Iron ore rebound seen as temporary respite amid rout
Post Date: 10 Jul 2015 Viewed: 406
Iron ore snapped a 10-day slump that culminated in the biggest one-day drop in at least six years as a selloff in Chinese equities paused and most industrial metals prices climbed, easing selling pressure.
Ore with 62 per cent content delivered to Qingdao rose 9.9 per cent, the most since at least 2009, to $US48.99 a dry metric ton on Thursday. It plunged 10 per cent to $US44.59 a day earlier, the lowest in data going back to May 2009, according to data from Metal Bulletin Ltd. Compared with annual benchmarks that iron ore was traded through until the past several years, that would be the lowest since 2005, according to Clarkson Plc.
Iron ore had plummeted as China's equity-market rout prompted investors to shun risky assets, including commodities, amplifying concern that supplies from Rio Tinto Group and Vale are surging amid faltering demand. Share markets in China jumped on Thursday, along with copper and nickel. Citigroup said that Wednesday's selloff was triggered by the stock retreat, and wasn't reflective of a deterioration in economic growth or commodity demand, even as it forecast lower iron ore prices.
"It has to bounce," Atlas Iron Managing Director David Flanagan said in an interview in Melbourne on Thursday before the price data was released. "It's not so much a reflection of the physical trade any more, it's about confidence and fear and happiness about the future."
Atlas, which closed and then reopened its mines this year as iron ore seesawed between bear and bull markets, is prepared to halt its mines again, said Flanagan. As Atlas sells some of its output forward, the company's new point for suspension may be under $US40 a ton on a realised basis, he said.
Stocks in Shanghai rallied by the most since 2009, ending 5.8 per cent higher, as the government battled to restore confidence. Officials have unveiled market-boosting measures almost every night over the past two weeks to reverse the rout.
The Bloomberg Commodities Index of 22 raw materials rose 1.1 per cent, extending a rebound from a three-month low set Tuesday, while copper increased 1.2 per cent in London.
Producers' shares also gained on Thursday.
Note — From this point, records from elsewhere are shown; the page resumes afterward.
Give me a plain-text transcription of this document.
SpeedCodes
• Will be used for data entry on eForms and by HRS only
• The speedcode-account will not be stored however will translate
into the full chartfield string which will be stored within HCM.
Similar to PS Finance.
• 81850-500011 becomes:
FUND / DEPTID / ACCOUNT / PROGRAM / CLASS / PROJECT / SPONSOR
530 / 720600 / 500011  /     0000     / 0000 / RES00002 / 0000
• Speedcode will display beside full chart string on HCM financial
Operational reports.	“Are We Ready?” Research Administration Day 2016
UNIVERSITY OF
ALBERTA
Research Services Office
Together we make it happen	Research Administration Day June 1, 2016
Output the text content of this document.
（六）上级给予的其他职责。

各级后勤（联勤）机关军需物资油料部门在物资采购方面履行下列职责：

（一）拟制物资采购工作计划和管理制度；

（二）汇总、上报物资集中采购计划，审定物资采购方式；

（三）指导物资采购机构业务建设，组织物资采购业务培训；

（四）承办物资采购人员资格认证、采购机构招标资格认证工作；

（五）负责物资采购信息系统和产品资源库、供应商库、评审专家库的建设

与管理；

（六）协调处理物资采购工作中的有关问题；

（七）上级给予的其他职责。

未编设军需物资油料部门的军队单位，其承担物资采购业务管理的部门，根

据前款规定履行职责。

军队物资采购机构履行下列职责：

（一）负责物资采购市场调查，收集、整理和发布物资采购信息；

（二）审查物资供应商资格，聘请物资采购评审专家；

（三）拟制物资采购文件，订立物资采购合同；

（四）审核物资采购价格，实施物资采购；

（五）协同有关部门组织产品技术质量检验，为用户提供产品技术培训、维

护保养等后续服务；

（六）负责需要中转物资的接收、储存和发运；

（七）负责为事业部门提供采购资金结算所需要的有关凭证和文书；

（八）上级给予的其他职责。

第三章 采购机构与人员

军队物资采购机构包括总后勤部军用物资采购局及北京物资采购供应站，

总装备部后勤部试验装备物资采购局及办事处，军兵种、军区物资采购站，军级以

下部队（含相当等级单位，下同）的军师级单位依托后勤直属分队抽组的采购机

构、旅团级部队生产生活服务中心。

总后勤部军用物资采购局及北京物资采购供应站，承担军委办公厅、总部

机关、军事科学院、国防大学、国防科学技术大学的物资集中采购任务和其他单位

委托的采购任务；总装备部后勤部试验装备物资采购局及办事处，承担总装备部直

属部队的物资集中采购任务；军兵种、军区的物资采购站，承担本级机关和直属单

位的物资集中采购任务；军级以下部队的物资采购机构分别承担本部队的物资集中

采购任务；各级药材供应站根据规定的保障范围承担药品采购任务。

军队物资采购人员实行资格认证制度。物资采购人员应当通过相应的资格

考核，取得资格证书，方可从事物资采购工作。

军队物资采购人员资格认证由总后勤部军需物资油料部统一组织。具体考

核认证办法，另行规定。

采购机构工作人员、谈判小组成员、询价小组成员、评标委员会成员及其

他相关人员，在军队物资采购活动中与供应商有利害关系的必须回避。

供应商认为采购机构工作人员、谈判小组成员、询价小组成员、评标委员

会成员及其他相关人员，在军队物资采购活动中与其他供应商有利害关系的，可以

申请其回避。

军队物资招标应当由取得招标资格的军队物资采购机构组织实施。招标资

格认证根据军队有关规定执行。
Rio rose 1.7 per cent to 2527.50 pence by 4.06pm in London, rebounding from the lowest since 2009. BHP Billiton climbed 1.8 per cent and Anglo American advanced 1.8 per cent.
"The scale of iron ore's decline was driven more by the stock frenzy than fundamentals," Xu Huimin, an analyst at Huatai Great Wall Futures in Shanghai, said Thursday before the price data. "That doesn't change the outlook for iron ore, which is still poor. It has room to fall further," she said, predicting prices will average $US45 in the second half.
Iron ore may extend a drop into the $US30s this year as supplies increase and steel demand in China shrinks, according to Andy Xie, an independent economist. The slump in China's stock markets, which showed a speculative bubble was bursting, was accelerating declines, said Xie.
"China's steel production is actually declining, that's the reality," said Xie, a former Asia-Pacific chief economist at Morgan Stanley. "All the high-cost guys have to shut down for this market to stop falling."